MASC sat down with Gerald Dragon of Sandy Hill Community Health Centre to chat about his incredible legacy of combining arts programming into his community development work. Gerald is also a member of the MASC Board of Directors and the host of CHUO 89.1 FM’s Raiders of the Lost Art.

You’ve worked with the Sandy Hill Community Health Centre since 2011, and you’re currently the Community Development and Engagement team lead. What motivated you to get involved with this organization, and what has kept you there?    

What brought me to the Sandy Hill Community Health Centre was an opportunity to work with the Community Development team as a Child and Youth Engagement Worker. What has kept me there has been the work that I’ve been engaged in within the Strathcona Heights neighbourhood in Sandy Hill. This is an Ottawa Community Housing neighborhood located at the intersection of Mann Ave and Chapel Crescent, and on the other end between Lees Avenue and Chapel Street. I’ve been fortunate to have seen many of the children I first worked with grow up to become young adults, going to high school and then moving on to university. It’s been an experience that has brought utter joy just witnessing their development.

Gerald with his arm around Noélia, MASC’s intern from Argentina

How did you become involved with MASC?

I became involved with MASC as an attendee of the first Awesome Arts Festival that took place in the Lowertown community in 2011. I was invited by another colleague who previously worked at the Lowertown Community Resource Centre to attend this event that they were involved with. I was completely blown away during this festival and afterwards sought out the person who was responsible on the arts side [Micheline Shoebridge, MASC’s current Executive Director] to understand how we might work together to bring this spectacular celebration to the community I was working in. The following year in 2012 the Sandy Hill Community Health Centre held the first Awesome Arts program and festival in our community and we’ve continued to do so ever year since.

Gerald and Micheline Shoebridge

As a frequent collaborator on MASC projects, how do you think the arts can help strengthen communities, including the various partner organizations involved?

The arts have the ability to strengthen communities by way of bringing people together. They offer an opportunity for those who may not usually sit side by side to be able to work on a project and see it through until the end and then step back and marvel at the achievement of what was accomplished by working together.

For myself this has been an insightful process to witness because, for an organization which has as part of its mandate providing equitable opportunities for people to participate in their own health and well-being, the arts help to play that role, allowing people to bring the strength that they each have to any particular project. 

Within the perspective of community development – working with neighbourhoods to identify their issues and challenges and then coming together to identify potential solutions – the arts offer another pathway for people to talk to each other about those problems and allows for a different method of coming to solutions.


How would you describe MASC’s Awesome Arts en folie program and festival to those who have never experienced it before?
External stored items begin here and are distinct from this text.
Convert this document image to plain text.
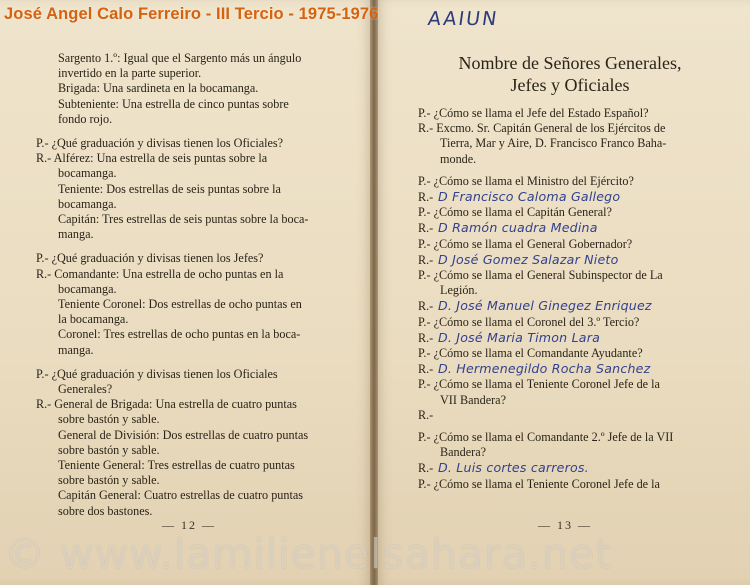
José Angel Calo Ferreiro - III Tercio - 1975-1976	AAIUN
Sargento 1.º: Igual que el Sargento más un ángulo
invertido en la parte superior.
Brigada: Una sardineta en la bocamanga.
Subteniente: Una estrella de cinco puntas sobre
fondo rojo.
P.- ¿Qué graduación y divisas tienen los Oficiales?
R.- Alférez: Una estrella de seis puntas sobre la
bocamanga.
Teniente: Dos estrellas de seis puntas sobre la
bocamanga.
Capitán: Tres estrellas de seis puntas sobre la boca-
manga.
P.- ¿Qué graduación y divisas tienen los Jefes?
R.- Comandante: Una estrella de ocho puntas en la
bocamanga.
Teniente Coronel: Dos estrellas de ocho puntas en
la bocamanga.
Coronel: Tres estrellas de ocho puntas en la boca-
manga.
P.- ¿Qué graduación y divisas tienen los Oficiales
Generales?
R.- General de Brigada: Una estrella de cuatro puntas
sobre bastón y sable.
General de División: Dos estrellas de cuatro puntas
sobre bastón y sable.
Teniente General: Tres estrellas de cuatro puntas
sobre bastón y sable.
Capitán General: Cuatro estrellas de cuatro puntas
sobre dos bastones.
— 12 —
Nombre de Señores Generales,
Jefes y Oficiales
P.- ¿Cómo se llama el Jefe del Estado Español?
R.- Excmo. Sr. Capitán General de los Ejércitos de
Tierra, Mar y Aire, D. Francisco Franco Baha-
monde.
P.- ¿Cómo se llama el Ministro del Ejército?
R.- D Francisco Caloma Gallego
P.- ¿Cómo se llama el Capitán General?
R.- D Ramón cuadra Medina
P.- ¿Cómo se llama el General Gobernador?
R.- D José Gomez Salazar Nieto
P.- ¿Cómo se llama el General Subinspector de La
Legión.
R.- D. José Manuel Ginegez Enriquez
P.- ¿Cómo se llama el Coronel del 3.º Tercio?
R.- D. José Maria Timon Lara
P.- ¿Cómo se llama el Comandante Ayudante?
R.- D. Hermenegildo Rocha Sanchez
P.- ¿Cómo se llama el Teniente Coronel Jefe de la
VII Bandera?
R.-
P.- ¿Cómo se llama el Comandante 2.º Jefe de la VII
Bandera?
R.- D. Luis cortes carreros.
P.- ¿Cómo se llama el Teniente Coronel Jefe de la
— 13 —
© www.lamilienelsahara.net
It’s AWESOME and that’s just it. It’s an 8-week crash course in various artistic disciplines being guided by world-class artists who are on the artist roster of MASC.  Throughout the years we have done some amazing workshops such as: body shadow theatre; various dance forms including Bollywood, Afro-Caribbean, Ghanian, Bboy/Bgirl; creating music and poetry videos; animation; West African drumming, just to name a few. And the final week we put on a festival where all of the participants involved in the workshops get the opportunity to take centre stage and share their creation with their friends, family, and the larger community. The festival is reminiscent of a concert: the lights, the performances, and all the energy coming from the crowd.

Young performers at MASC’s Awesome Arts Festival

Could you share examples of community arts projects that have had a positive impact on the individuals involved or on the community as a whole? 

We’ve done several community arts projects that I feel have left a lasting impact within the community.  A few of those are at Viscount Alexander Public School where over the years we have created four large murals with MASC artist Claudia Salguero, which can be found on the outside of the school as well as on the inside of the school.

One in particular is on the very front of the building and is able to be seen as people go up and down Mann Avenue, which is a heavily trafficked street. It can also be seen when going between the O-Train station at the University of Ottawa to Lees and vice versa. It stands out due to the vibrant colors and is just so noticeable. I’ve heard from people who know that I was part of the project how much the mural brightens the streetscape simply by being there.  This is a perfect example of how beautification of the spaces and places within our neighborhoods can contribute to a positive sense of well-being. 

Viscount Alexander Public School mural, visible from Mann Avenue

We have also been involved in the creation of music, poetry and animation videos which will live forever on the internet and get to be viewed over and over again by not just community members and participants but also anyone else who happens to stumble across Awesome Arts. This is a very significant way of leaving behind a legacy with a project that you have been involved in.

Gerald Dragon stands behind music artist Le R Premier at work

What are your plans to keep the Sandy Hill community thriving, and what role do you see the arts playing in that?

I envision continuing to find opportunities to partner with various arts organizations, including MASC, where we can demonstrate the power of the arts and its potential to change individuals as well as communities.